Complicaría las cosas. Solo si Louis hubiera resultado gravemente herido o la maldición hubiera atacado al imperio, el emperador actuaría. De lo contrario, se limitaría a vigilar a Louis y reprendería a los culpables sin castigarlos.
Además, la segunda consorte imperial ya había cortado las alas de su hijo. Su influencia la hacía difícil de eliminar sin una razón contundente.
Era más probable que el emperador usara esto para negociar con ella. Podría beneficiarse del plan de Eddie.
—Envíe a alguien a la segunda consorte imperial.
Eddie sacó el cristal de grabación y mostró las imágenes.
—Con esta prueba, no podrá negarlo.
—¿Así que quieres extorsionarla para obtener recursos?
—No es extorsión, es negociación. Reclamar lo que el norte merece. Usted sabe que el imperio está a salvo de los monstruos gracias a esta región. ¿Y cómo responde la familia real? Asfixiándonos por envidia.
El conde suspiró y se masajeó el puente nasal. Ni él ni los nobles del norte eran inocentes. Ninguno tenía talento político. Sabían luchar, pero carecían de astucia para negociar con las víboras de la corte.
—Solo escucharte me agota.
Preferiría luchar contra hordas de monstruos. Le tentaba ir a quejarse al emperador y terminar el asunto, pero Eddie tenía razón.
Últimamente, los monstruos aparecían con más frecuencia y en mayor número.
Y lo peor: la escasez de armas decentes por problemas de suministro.
Las palabras de Eddie resonaron:
[—¿Hasta cuándo permitirá que el norte sufra estas condiciones?]
—Es una oportunidad, pero no sé cómo aprovecharla.
—Deje que Raven se encargue.
Al escuchar el nombre inesperado, el conde miró a Raven.
Este tragó saliva y miró de reojo a Eddie, pero no se echó atrás.

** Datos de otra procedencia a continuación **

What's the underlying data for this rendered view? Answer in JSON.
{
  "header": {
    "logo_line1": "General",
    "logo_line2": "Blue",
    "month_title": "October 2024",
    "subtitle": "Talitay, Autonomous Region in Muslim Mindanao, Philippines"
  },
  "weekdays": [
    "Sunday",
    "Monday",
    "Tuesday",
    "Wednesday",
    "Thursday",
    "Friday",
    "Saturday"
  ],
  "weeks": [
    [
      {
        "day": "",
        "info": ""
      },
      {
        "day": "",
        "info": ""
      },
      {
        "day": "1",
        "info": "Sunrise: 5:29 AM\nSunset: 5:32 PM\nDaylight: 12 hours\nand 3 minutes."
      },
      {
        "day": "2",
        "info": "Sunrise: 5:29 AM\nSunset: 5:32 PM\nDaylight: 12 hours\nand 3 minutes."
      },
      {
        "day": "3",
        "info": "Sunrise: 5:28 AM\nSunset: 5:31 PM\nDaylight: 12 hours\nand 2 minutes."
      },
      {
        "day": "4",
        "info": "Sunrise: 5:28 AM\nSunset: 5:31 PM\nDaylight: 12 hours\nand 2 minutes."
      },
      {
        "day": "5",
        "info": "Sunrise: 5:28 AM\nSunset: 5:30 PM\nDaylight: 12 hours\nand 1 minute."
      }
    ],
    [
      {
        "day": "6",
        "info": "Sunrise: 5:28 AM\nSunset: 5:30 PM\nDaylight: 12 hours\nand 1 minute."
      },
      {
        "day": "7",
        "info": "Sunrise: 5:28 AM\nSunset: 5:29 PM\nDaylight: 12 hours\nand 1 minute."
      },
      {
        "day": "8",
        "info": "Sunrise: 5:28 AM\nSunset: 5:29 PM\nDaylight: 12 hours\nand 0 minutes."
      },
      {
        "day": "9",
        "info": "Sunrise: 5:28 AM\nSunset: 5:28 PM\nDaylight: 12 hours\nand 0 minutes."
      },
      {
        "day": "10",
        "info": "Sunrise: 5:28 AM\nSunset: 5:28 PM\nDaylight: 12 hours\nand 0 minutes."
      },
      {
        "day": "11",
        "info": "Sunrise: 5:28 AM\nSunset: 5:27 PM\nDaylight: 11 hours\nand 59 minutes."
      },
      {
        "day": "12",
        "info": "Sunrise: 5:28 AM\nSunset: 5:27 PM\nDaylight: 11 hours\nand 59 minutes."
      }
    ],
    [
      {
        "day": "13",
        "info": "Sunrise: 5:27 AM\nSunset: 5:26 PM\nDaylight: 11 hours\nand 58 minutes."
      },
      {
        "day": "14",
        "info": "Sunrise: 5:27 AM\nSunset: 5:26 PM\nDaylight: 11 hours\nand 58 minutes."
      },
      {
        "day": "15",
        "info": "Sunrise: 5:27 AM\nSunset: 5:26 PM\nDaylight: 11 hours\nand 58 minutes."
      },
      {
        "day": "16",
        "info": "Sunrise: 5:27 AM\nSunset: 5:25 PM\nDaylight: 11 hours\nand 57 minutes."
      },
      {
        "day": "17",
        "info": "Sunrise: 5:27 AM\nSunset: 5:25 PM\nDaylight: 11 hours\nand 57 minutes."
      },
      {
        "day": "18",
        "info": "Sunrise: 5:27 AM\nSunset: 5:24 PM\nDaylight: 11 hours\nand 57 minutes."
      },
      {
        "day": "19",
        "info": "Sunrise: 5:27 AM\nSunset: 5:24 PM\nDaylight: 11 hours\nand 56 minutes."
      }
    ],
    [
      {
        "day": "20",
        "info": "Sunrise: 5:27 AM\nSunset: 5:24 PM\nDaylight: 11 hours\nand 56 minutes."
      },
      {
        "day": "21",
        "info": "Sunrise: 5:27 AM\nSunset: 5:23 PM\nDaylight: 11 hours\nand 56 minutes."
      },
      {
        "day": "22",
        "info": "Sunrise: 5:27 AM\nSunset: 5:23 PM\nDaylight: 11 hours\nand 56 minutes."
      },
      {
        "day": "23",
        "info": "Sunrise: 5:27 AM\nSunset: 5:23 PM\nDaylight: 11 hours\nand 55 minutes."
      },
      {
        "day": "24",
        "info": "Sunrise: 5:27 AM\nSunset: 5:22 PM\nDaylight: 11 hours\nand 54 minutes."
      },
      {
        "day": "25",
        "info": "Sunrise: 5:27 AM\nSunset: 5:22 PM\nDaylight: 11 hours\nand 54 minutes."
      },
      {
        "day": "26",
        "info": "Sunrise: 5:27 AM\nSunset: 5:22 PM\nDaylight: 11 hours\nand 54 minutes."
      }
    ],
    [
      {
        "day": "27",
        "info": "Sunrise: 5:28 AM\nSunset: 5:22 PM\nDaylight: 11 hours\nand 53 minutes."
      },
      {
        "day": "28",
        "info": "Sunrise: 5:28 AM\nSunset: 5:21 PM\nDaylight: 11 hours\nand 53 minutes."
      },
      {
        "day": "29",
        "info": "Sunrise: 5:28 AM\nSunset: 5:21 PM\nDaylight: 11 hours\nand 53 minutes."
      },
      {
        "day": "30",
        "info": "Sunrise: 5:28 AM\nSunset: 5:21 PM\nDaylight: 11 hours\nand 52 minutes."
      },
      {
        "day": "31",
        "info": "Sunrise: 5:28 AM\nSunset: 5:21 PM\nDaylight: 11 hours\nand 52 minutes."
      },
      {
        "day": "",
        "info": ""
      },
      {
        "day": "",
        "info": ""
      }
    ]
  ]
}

Era su oportunidad de ganar influencia.
—Es ágil y elocuente. Llegará rápido a la capital y sorteará obstáculos con flexibilidad.
Además, mostraría a la segunda consorte imperial que Edlen también tenía agentes. Ella, astuta, actuaría con cautela.
No podría maquinar en secreto.
Eddie hizo una seña discreta a Raven mientras el conde reflexionaba.